You have a choice of cars ranging from standard to luxury, while the driver’s name, number plate and car are visible when they are on their way. Due to the GPS and map capabilities of the app, you are given a fare estimate, estimated time of arrival and shown the route the driver will take. In short, everything is transparent.

At the end of the trip, there is no need to hand over any cash as payments are taken from debit or credit cards stored in the app itself. There are also other additional features such as splitting fares with friends, connecting your smartphone music playlist to some car stereos and sharing your route with family and friends.


How are Uber fares calculated?

When it comes to Uber fares, they boast some of the lowest around. Similar to metered taxis (although this is a point of contention to other taxi drivers) all hiring and payment is handled by Uber and not with the driver. In some cities the fare is based on distance, in others it is based on time.

Uber also deploys an algorithm which calculates fare increases based on rapid changes to supply and demand in the market. This could be bad weather or an event or incident like the London tube strikes. Although customers receive notice that surge pricing is in effect and to expect increased fares, the practise has caused criticism from passengers.

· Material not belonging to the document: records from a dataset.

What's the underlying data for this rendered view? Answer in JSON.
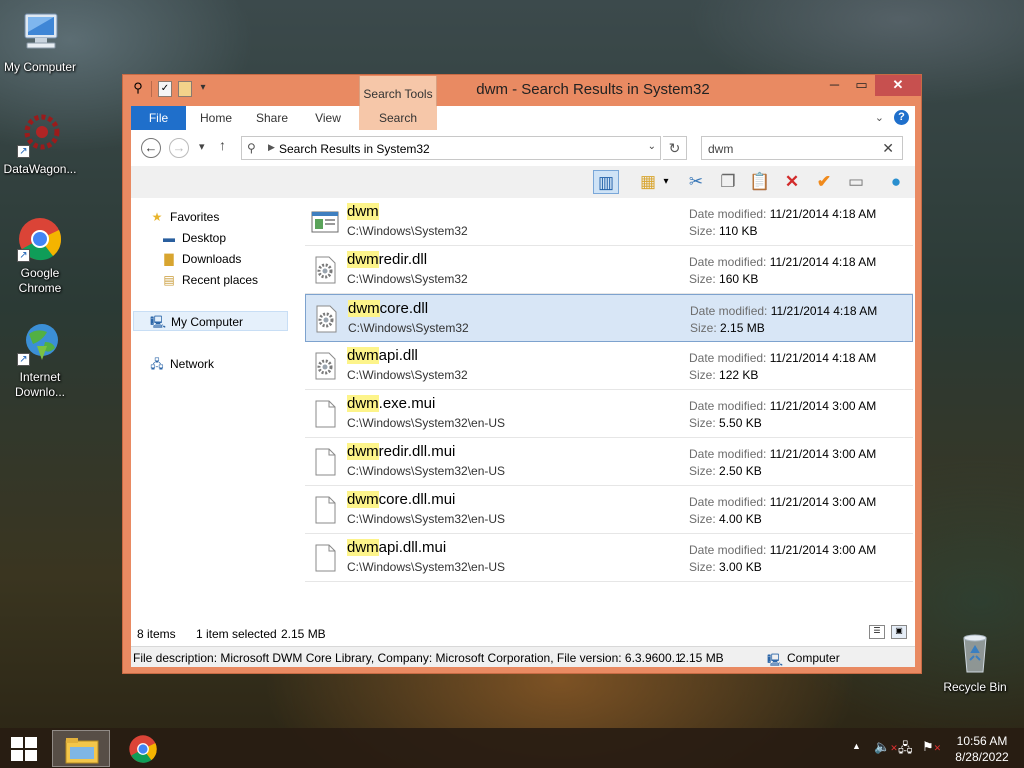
{
  "desktop": {
    "icons": [
      {
        "label": "My Computer"
      },
      {
        "label": "DataWagon..."
      },
      {
        "label": "Google Chrome"
      },
      {
        "label": "Internet Downlo..."
      },
      {
        "label": "Recycle Bin"
      }
    ]
  },
  "window": {
    "title": "dwm - Search Results in System32",
    "context_tab_group": "Search Tools",
    "ribbon_tabs": [
      "File",
      "Home",
      "Share",
      "View",
      "Search"
    ],
    "address": "Search Results in System32",
    "search_value": "dwm"
  },
  "navpane": {
    "favorites": "Favorites",
    "desktop": "Desktop",
    "downloads": "Downloads",
    "recent": "Recent places",
    "my_computer": "My Computer",
    "network": "Network"
  },
  "results": {
    "date_label": "Date modified:",
    "size_label": "Size:",
    "items": [
      {
        "match": "dwm",
        "rest": "",
        "path": "C:\\Windows\\System32",
        "date": "11/21/2014 4:18 AM",
        "size": "110 KB",
        "icon": "application-icon",
        "selected": false
      },
      {
        "match": "dwm",
        "rest": "redir.dll",
        "path": "C:\\Windows\\System32",
        "date": "11/21/2014 4:18 AM",
        "size": "160 KB",
        "icon": "dll-gear-icon",
        "selected": false
      },
      {
        "match": "dwm",
        "rest": "core.dll",
        "path": "C:\\Windows\\System32",
        "date": "11/21/2014 4:18 AM",
        "size": "2.15 MB",
        "icon": "dll-gear-icon",
        "selected": true
      },
      {
        "match": "dwm",
        "rest": "api.dll",
        "path": "C:\\Windows\\System32",
        "date": "11/21/2014 4:18 AM",
        "size": "122 KB",
        "icon": "dll-gear-icon",
        "selected": false
      },
      {
        "match": "dwm",
        "rest": ".exe.mui",
        "path": "C:\\Windows\\System32\\en-US",
        "date": "11/21/2014 3:00 AM",
        "size": "5.50 KB",
        "icon": "blank-file-icon",
        "selected": false
      },
      {
        "match": "dwm",
        "rest": "redir.dll.mui",
        "path": "C:\\Windows\\System32\\en-US",
        "date": "11/21/2014 3:00 AM",
        "size": "2.50 KB",
        "icon": "blank-file-icon",
        "selected": false
      },
      {
        "match": "dwm",
        "rest": "core.dll.mui",
        "path": "C:\\Windows\\System32\\en-US",
        "date": "11/21/2014 3:00 AM",
        "size": "4.00 KB",
        "icon": "blank-file-icon",
        "selected": false
      },
      {
        "match": "dwm",
        "rest": "api.dll.mui",
        "path": "C:\\Windows\\System32\\en-US",
        "date": "11/21/2014 3:00 AM",
        "size": "3.00 KB",
        "icon": "blank-file-icon",
        "selected": false
      }
    ]
  },
  "status": {
    "count": "8 items",
    "selection": "1 item selected",
    "selection_size": "2.15 MB"
  },
  "details": {
    "description": "File description: Microsoft DWM Core Library, Company: Microsoft Corporation, File version: 6.3.9600.1",
    "size": "2.15 MB",
    "location": "Computer"
  },
  "taskbar": {
    "time": "10:56 AM",
    "date": "8/28/2022"
  },
  "colors": {
    "window_frame": "#e98a62",
    "close_button": "#c7504f",
    "file_tab": "#1f6fcb",
    "context_tab": "#f6c7a9",
    "search_highlight": "#fdf48a",
    "selection": "#d8e6f6"
  }
}
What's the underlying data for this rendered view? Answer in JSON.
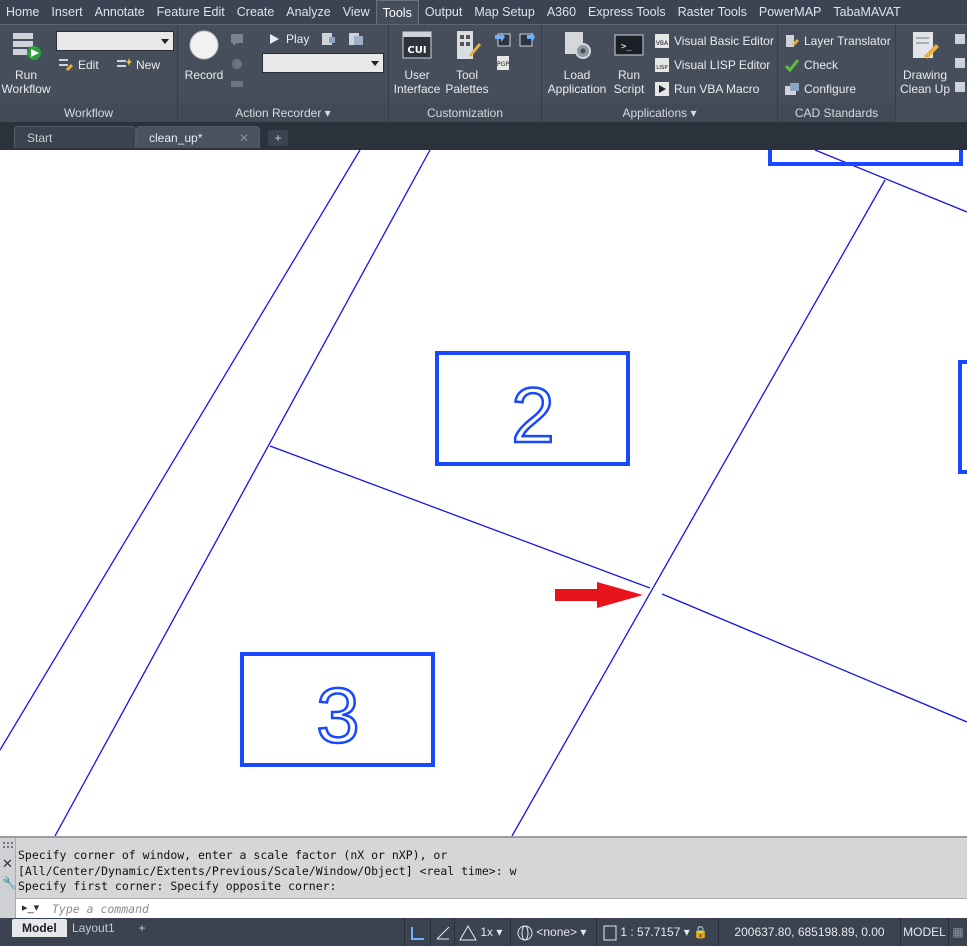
{
  "menubar": {
    "tabs": [
      "Home",
      "Insert",
      "Annotate",
      "Feature Edit",
      "Create",
      "Analyze",
      "View",
      "Tools",
      "Output",
      "Map Setup",
      "A360",
      "Express Tools",
      "Raster Tools",
      "PowerMAP",
      "TabaMAVAT"
    ],
    "active_tab": "Tools"
  },
  "ribbon": {
    "workflow": {
      "title": "Workflow",
      "run_label_1": "Run",
      "run_label_2": "Workflow",
      "edit": "Edit",
      "new": "New"
    },
    "action_recorder": {
      "title": "Action Recorder",
      "record": "Record",
      "play": "Play"
    },
    "customization": {
      "title": "Customization",
      "user_interface_1": "User",
      "user_interface_2": "Interface",
      "tool_palettes_1": "Tool",
      "tool_palettes_2": "Palettes"
    },
    "applications": {
      "title": "Applications",
      "load_app_1": "Load",
      "load_app_2": "Application",
      "run_script_1": "Run",
      "run_script_2": "Script",
      "vb_editor": "Visual Basic Editor",
      "vlisp_editor": "Visual LISP Editor",
      "run_vba": "Run VBA Macro"
    },
    "cad_standards": {
      "title": "CAD Standards",
      "layer_translator": "Layer Translator",
      "check": "Check",
      "configure": "Configure"
    },
    "drawing_cleanup": {
      "label_1": "Drawing",
      "label_2": "Clean Up"
    }
  },
  "doc_tabs": {
    "start": "Start",
    "active": "clean_up*"
  },
  "canvas": {
    "box_labels": [
      "2",
      "3"
    ]
  },
  "command": {
    "history": [
      "Specify corner of window, enter a scale factor (nX or nXP), or",
      "[All/Center/Dynamic/Extents/Previous/Scale/Window/Object] <real time>: w",
      "Specify first corner: Specify opposite corner:"
    ],
    "placeholder": "Type a command"
  },
  "status": {
    "layout_tabs": [
      "Model",
      "Layout1"
    ],
    "scale_factor": "1x",
    "osnap": "<none>",
    "scale": "1 : 57.7157",
    "coords": "200637.80, 685198.89, 0.00",
    "space": "MODEL"
  },
  "colors": {
    "line": "#1515e6",
    "box": "#1848ff",
    "arrow": "#e8131b",
    "menubar": "#3b4453",
    "ribbon": "#474e5b"
  }
}
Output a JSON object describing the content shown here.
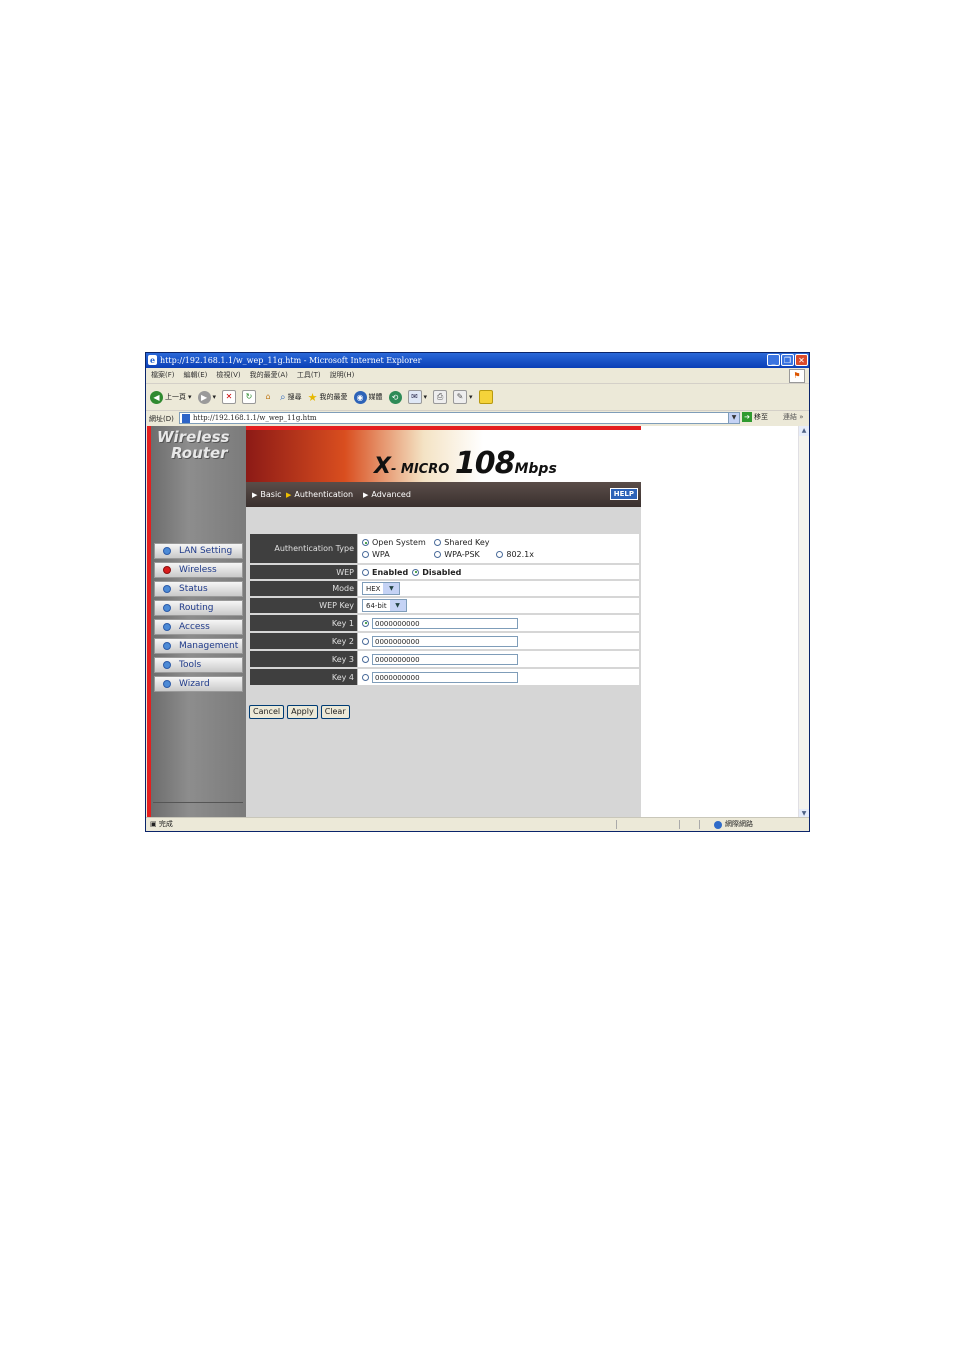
{
  "window": {
    "title": "http://192.168.1.1/w_wep_11g.htm - Microsoft Internet Explorer"
  },
  "menu": [
    "檔案(F)",
    "編輯(E)",
    "檢視(V)",
    "我的最愛(A)",
    "工具(T)",
    "說明(H)"
  ],
  "toolbar": {
    "back": "上一頁",
    "search": "搜尋",
    "favorites": "我的最愛",
    "media": "媒體"
  },
  "address": {
    "label": "網址(D)",
    "url": "http://192.168.1.1/w_wep_11g.htm",
    "go": "移至",
    "links": "連結"
  },
  "sidebar": {
    "brand_line1": "Wireless",
    "brand_line2": "Router",
    "items": [
      {
        "label": "LAN Setting"
      },
      {
        "label": "Wireless"
      },
      {
        "label": "Status"
      },
      {
        "label": "Routing"
      },
      {
        "label": "Access"
      },
      {
        "label": "Management"
      },
      {
        "label": "Tools"
      },
      {
        "label": "Wizard"
      }
    ]
  },
  "banner": {
    "x": "X",
    "micro": "- MICRO",
    "speed": "108",
    "unit": "Mbps"
  },
  "tabs": {
    "basic": "Basic",
    "authentication": "Authentication",
    "advanced": "Advanced",
    "help": "HELP"
  },
  "form": {
    "auth_type": {
      "label": "Authentication Type",
      "options": [
        "Open System",
        "Shared Key",
        "WPA",
        "WPA-PSK",
        "802.1x"
      ],
      "selected": "Open System"
    },
    "wep": {
      "label": "WEP",
      "enabled": "Enabled",
      "disabled": "Disabled",
      "selected": "Disabled"
    },
    "mode": {
      "label": "Mode",
      "value": "HEX"
    },
    "wep_key": {
      "label": "WEP Key",
      "value": "64-bit"
    },
    "keys": [
      {
        "label": "Key 1",
        "value": "0000000000"
      },
      {
        "label": "Key 2",
        "value": "0000000000"
      },
      {
        "label": "Key 3",
        "value": "0000000000"
      },
      {
        "label": "Key 4",
        "value": "0000000000"
      }
    ],
    "selected_key": "Key 1"
  },
  "buttons": {
    "cancel": "Cancel",
    "apply": "Apply",
    "clear": "Clear"
  },
  "status": {
    "left": "完成",
    "zone": "網際網路"
  }
}
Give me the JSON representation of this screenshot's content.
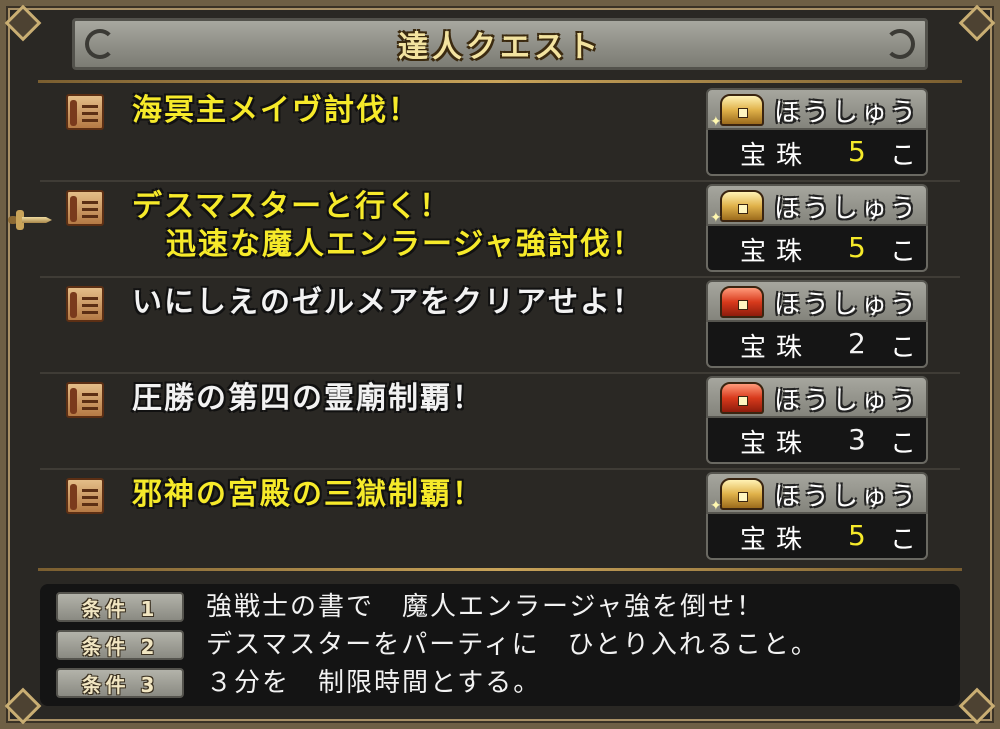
{
  "title": "達人クエスト",
  "quests": [
    {
      "name_line1": "海冥主メイヴ討伐！",
      "name_line2": "",
      "name_color": "yellow",
      "reward_label": "ほうしゅう",
      "chest": "gold",
      "reward_item": "宝珠",
      "reward_count": "5",
      "reward_unit": "こ",
      "count_color": "yellow"
    },
    {
      "name_line1": "デスマスターと行く！",
      "name_line2": "迅速な魔人エンラージャ強討伐！",
      "name_color": "yellow",
      "reward_label": "ほうしゅう",
      "chest": "gold",
      "reward_item": "宝珠",
      "reward_count": "5",
      "reward_unit": "こ",
      "count_color": "yellow"
    },
    {
      "name_line1": "いにしえのゼルメアをクリアせよ！",
      "name_line2": "",
      "name_color": "white",
      "reward_label": "ほうしゅう",
      "chest": "red",
      "reward_item": "宝珠",
      "reward_count": "2",
      "reward_unit": "こ",
      "count_color": "white"
    },
    {
      "name_line1": "圧勝の第四の霊廟制覇！",
      "name_line2": "",
      "name_color": "white",
      "reward_label": "ほうしゅう",
      "chest": "red",
      "reward_item": "宝珠",
      "reward_count": "3",
      "reward_unit": "こ",
      "count_color": "white"
    },
    {
      "name_line1": "邪神の宮殿の三獄制覇！",
      "name_line2": "",
      "name_color": "yellow",
      "reward_label": "ほうしゅう",
      "chest": "gold",
      "reward_item": "宝珠",
      "reward_count": "5",
      "reward_unit": "こ",
      "count_color": "yellow"
    }
  ],
  "conditions": [
    {
      "tag": "条件 1",
      "text": "強戦士の書で　魔人エンラージャ強を倒せ！"
    },
    {
      "tag": "条件 2",
      "text": "デスマスターをパーティに　ひとり入れること。"
    },
    {
      "tag": "条件 3",
      "text": "３分を　制限時間とする。"
    }
  ],
  "colors": {
    "quest_yellow": "#f6ea2a",
    "quest_white": "#f2f2f2",
    "gold_trim": "#c9a45a",
    "panel_bg": "#2a2824"
  },
  "icons": {
    "quest": "scroll-icon",
    "reward_gold": "gold-chest-icon",
    "reward_red": "red-chest-icon",
    "cursor": "sword-cursor-icon"
  }
}
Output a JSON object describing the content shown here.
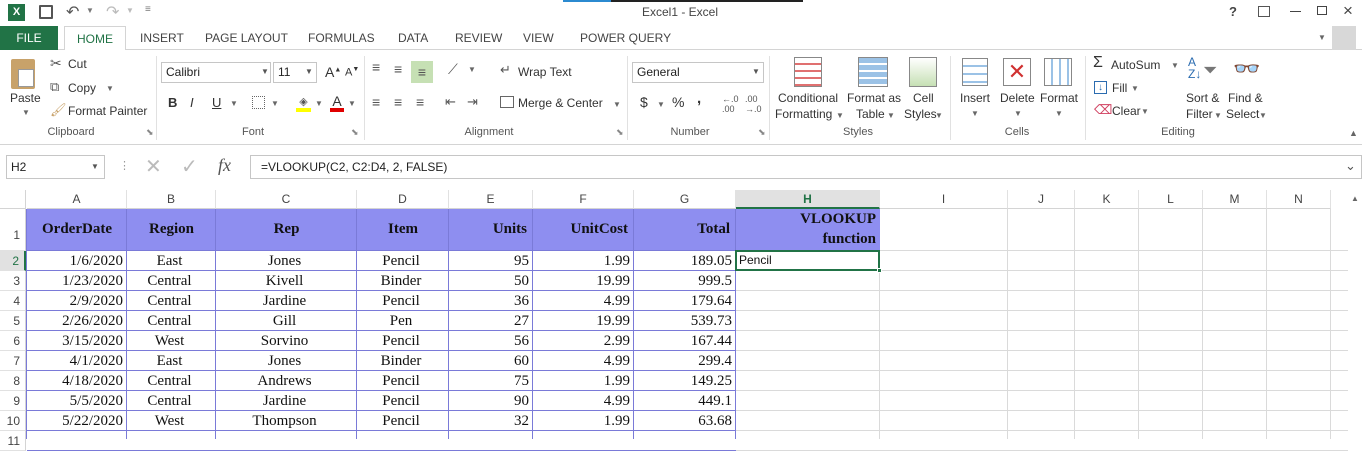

Uber drivers can set their own schedule and work as much, or as little, as they want. Drivers rely on the app for directions and route, a complete contrast to Black taxi drivers who must complete the Knowledge. Becoming a driver is as simple as passing a background check – other than the obvious age, ability to drive and health requirements. Both the device and car can be leased. Earnings are deposited into drivers’ bank accounts every week, while a number of discounts and rewards are also on offer.

Uber Surge Pricing

Uber is now valued at over $62 billion – all built on an app providing peer-to-peer transactions between clients and providers of service. This business model has been copied by businesses outside the transportation market such as AirBnB, Tudou and Gett.

However, for all its benefits Uber has received huge amounts of criticism – criticism which has seen protests around the world. Competing taxi drivers, taxi companies and governments argue that Uber drivers are untrained, unlicensed and uninsured which puts passengers in danger. It has also been argued that because Uber does not pay taxes or licensing fees it is unfair competition to other taxis.

However, these protests and challenges of legality have not stopped Uber – the company is now looking into self-driving car technology, launching new initiatives like UberPOOL and looking at ways to accommodate drivers and passengers who are disabled.